Understand stakeholder expectations: To achieve this goal, chief auditors must frequently engage in a robust dialogue with executive management, the audit committee, external auditors and, where appropriate, regulators.

Develop a strategic plan: For most functions, it is appropriate to have a strategy for increasing its operational excellence, as well as a focus on enhancing its partnership with the business, and to the extent appropriate, its strategic support for the entire organisation.

Leverage other risk and control functions: Internal audit can improve its position within the organisation by aligning the multiple governance, compliance and risk functions across the organisation.

Assess strategic risks: Although many internal audit teams are performing risk assessments for their organisations, existing practices often need to be revised or expanded to introduce a sharper focus on strategic risk and related risk management activities.

Develop a flexible audit plan: In today's volatile and dynamic environment, multi-year and even annual plans are being replaced by shorter planning periods to enhance flexibility.

Develop the right people: Organisations must determine the best resourcing model to achieve internal audit's strategy and ensure they get the right people on board.

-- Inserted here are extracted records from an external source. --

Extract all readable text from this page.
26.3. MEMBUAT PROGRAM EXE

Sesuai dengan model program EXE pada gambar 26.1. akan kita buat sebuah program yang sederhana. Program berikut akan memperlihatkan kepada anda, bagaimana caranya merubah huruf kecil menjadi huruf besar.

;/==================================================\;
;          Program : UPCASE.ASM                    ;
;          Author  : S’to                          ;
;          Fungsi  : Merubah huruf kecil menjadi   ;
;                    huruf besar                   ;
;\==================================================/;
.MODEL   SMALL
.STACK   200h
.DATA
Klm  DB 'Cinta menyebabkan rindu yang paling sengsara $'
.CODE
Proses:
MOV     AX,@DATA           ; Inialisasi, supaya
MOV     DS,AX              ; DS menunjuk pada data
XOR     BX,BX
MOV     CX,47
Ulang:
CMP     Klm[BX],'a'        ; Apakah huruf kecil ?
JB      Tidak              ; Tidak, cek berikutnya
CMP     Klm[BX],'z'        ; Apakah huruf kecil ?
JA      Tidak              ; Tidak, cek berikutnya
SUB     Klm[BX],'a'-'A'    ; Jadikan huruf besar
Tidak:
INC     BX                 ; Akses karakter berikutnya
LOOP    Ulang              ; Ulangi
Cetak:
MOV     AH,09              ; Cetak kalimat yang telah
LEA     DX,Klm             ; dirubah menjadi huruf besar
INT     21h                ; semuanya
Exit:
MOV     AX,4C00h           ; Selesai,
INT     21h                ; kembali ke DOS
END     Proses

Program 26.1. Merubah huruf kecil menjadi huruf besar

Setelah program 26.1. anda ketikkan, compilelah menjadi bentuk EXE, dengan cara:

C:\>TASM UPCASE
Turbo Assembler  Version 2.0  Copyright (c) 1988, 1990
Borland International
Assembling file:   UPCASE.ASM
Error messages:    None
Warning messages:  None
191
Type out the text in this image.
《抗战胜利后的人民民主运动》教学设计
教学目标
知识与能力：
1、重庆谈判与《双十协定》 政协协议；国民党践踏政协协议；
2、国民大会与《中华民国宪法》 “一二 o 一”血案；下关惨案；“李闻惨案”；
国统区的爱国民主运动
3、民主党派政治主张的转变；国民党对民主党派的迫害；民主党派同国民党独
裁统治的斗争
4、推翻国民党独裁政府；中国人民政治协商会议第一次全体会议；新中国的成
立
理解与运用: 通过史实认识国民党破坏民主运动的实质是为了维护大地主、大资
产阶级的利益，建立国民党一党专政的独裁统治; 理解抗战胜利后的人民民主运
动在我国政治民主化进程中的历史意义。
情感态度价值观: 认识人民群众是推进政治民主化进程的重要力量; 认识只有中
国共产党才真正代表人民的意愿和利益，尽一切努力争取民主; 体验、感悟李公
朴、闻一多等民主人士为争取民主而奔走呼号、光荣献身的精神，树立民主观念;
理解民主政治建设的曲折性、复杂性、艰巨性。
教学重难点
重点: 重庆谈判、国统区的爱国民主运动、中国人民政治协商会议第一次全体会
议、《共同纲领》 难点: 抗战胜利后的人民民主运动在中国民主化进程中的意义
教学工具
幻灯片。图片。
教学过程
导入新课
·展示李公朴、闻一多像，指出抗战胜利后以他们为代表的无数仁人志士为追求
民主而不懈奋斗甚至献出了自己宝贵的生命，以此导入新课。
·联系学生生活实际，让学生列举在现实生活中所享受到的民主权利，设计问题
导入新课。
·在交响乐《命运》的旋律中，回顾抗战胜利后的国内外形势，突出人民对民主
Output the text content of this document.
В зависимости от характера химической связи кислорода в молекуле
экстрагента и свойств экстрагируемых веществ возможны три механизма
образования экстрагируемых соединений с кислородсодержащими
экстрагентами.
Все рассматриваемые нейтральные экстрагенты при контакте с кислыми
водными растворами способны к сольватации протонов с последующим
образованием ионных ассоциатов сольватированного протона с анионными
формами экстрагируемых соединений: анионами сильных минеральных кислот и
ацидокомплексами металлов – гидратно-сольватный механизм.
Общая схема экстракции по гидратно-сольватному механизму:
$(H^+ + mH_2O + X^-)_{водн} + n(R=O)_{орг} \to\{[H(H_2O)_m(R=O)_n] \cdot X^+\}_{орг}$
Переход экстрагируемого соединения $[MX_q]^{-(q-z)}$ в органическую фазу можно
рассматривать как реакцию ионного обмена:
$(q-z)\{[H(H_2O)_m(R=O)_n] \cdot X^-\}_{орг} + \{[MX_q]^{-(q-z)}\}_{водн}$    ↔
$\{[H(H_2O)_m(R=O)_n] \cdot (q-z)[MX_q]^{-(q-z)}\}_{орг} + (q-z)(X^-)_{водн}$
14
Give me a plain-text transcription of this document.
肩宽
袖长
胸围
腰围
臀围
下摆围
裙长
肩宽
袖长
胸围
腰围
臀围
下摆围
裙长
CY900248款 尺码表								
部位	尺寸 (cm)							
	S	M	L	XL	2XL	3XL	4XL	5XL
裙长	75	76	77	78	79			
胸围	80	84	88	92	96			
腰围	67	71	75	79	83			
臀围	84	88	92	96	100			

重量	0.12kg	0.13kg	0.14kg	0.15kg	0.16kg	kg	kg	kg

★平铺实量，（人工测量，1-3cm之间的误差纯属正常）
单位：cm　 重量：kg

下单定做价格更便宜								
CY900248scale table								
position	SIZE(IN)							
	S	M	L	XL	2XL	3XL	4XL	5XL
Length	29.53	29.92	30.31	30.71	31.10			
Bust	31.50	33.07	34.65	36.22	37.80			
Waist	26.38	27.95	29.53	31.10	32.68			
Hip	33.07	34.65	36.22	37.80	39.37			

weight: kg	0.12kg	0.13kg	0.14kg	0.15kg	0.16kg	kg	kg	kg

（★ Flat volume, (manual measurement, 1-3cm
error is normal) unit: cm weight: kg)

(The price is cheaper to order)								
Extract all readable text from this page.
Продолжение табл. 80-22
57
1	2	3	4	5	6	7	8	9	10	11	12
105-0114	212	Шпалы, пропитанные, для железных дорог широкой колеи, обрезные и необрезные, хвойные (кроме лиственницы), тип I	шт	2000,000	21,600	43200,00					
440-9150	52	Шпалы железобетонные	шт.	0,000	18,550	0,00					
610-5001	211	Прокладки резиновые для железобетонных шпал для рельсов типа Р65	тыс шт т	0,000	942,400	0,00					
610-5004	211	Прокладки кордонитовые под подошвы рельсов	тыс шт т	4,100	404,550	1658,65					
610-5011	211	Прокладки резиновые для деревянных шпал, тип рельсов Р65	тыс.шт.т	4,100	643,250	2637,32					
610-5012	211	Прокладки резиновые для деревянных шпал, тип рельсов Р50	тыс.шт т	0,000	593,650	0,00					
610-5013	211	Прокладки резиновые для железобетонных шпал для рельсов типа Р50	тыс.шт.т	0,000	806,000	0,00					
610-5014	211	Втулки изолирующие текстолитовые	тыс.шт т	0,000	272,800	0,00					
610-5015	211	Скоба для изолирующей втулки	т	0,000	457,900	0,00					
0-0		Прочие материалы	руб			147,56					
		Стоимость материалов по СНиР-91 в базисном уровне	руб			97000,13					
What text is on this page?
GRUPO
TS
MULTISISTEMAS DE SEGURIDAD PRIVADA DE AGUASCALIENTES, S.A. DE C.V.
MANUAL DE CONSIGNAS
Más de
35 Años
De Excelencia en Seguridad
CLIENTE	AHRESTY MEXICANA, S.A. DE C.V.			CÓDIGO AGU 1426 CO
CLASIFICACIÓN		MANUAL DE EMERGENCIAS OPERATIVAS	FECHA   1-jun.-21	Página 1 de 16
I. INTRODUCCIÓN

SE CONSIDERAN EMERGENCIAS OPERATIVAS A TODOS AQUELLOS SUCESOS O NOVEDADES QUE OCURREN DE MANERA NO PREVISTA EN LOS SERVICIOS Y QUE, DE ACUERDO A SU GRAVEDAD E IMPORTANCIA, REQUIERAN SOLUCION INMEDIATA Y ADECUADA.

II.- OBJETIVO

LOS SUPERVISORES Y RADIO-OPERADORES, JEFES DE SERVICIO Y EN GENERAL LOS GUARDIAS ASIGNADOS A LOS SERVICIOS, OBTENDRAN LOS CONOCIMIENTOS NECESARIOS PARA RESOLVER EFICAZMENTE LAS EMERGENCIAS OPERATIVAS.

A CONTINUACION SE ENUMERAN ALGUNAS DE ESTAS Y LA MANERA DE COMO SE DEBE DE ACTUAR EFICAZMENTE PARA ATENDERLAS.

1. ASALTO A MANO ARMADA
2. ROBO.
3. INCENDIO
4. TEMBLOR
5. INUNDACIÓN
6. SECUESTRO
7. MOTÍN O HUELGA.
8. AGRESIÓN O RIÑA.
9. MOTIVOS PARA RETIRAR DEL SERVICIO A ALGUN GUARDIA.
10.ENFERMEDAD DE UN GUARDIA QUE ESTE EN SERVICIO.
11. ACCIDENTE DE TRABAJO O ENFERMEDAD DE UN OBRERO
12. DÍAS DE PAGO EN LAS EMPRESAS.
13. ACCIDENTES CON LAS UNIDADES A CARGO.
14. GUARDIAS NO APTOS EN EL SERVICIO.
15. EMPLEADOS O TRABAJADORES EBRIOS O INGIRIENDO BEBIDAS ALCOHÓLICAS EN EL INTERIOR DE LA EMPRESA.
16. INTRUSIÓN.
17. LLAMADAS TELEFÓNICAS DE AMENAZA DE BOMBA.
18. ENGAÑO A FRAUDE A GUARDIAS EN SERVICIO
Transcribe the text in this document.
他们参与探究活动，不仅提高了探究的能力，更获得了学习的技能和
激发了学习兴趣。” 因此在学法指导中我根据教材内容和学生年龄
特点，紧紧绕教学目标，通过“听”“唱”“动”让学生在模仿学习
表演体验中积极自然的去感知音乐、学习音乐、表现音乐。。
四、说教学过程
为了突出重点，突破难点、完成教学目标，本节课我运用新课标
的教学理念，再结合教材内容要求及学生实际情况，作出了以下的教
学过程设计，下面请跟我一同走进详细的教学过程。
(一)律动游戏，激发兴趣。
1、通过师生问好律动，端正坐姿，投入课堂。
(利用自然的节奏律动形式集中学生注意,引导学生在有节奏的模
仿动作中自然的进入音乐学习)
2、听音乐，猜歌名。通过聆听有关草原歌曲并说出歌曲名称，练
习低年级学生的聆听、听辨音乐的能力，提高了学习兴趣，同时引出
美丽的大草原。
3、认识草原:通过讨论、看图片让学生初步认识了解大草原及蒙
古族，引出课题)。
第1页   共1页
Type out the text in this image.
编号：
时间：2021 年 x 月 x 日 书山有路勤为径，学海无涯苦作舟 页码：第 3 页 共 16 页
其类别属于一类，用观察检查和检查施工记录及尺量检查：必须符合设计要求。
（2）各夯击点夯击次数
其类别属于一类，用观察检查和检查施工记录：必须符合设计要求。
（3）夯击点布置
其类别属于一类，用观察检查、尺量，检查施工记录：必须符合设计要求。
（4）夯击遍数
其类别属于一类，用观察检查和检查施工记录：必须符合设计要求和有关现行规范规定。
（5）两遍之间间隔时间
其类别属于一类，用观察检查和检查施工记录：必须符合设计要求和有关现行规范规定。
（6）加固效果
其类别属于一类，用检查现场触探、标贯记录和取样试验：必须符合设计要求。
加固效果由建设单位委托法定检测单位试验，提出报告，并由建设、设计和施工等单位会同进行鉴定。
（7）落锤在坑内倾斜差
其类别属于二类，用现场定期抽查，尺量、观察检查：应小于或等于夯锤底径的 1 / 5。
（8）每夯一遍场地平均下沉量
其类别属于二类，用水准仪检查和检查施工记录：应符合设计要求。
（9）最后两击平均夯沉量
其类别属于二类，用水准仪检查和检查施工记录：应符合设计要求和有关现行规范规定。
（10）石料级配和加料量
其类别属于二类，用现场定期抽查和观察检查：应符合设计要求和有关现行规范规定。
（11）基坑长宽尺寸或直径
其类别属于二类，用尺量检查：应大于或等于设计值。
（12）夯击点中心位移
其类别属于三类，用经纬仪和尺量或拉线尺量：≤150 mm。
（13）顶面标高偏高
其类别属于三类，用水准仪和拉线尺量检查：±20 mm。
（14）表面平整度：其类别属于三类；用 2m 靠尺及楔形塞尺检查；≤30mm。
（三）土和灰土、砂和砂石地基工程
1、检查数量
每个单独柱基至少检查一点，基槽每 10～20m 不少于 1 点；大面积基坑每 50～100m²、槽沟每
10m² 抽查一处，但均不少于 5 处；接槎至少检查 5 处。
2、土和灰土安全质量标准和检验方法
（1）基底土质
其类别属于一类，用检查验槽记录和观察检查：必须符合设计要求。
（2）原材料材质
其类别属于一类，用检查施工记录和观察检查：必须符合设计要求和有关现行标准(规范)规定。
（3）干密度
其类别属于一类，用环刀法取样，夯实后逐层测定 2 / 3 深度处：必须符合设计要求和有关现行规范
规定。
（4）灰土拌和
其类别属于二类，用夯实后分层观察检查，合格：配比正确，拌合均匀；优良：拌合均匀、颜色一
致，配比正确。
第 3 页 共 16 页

Use technology and develop an infrastructure roadmap: Technology can be valuably applied to virtually every element of internal audit's core and support processes.

Obtain funding commitment: Funding requests should include cost benchmarks from relevant industry sectors and organisations. Key drivers of audit costs include the extent of regulation, global footprint and organisational decentralisation and complexity.

Establish a relationship plan: Developing an overall relationship and communications plan is a key component to increasing both the real and perceived value of internal audit.

Create a performance scorecard: A holistically balanced scorecard can serve as a basis for annual performance goals for everyone within the function so they can be held accountable for results and rewarded for successes.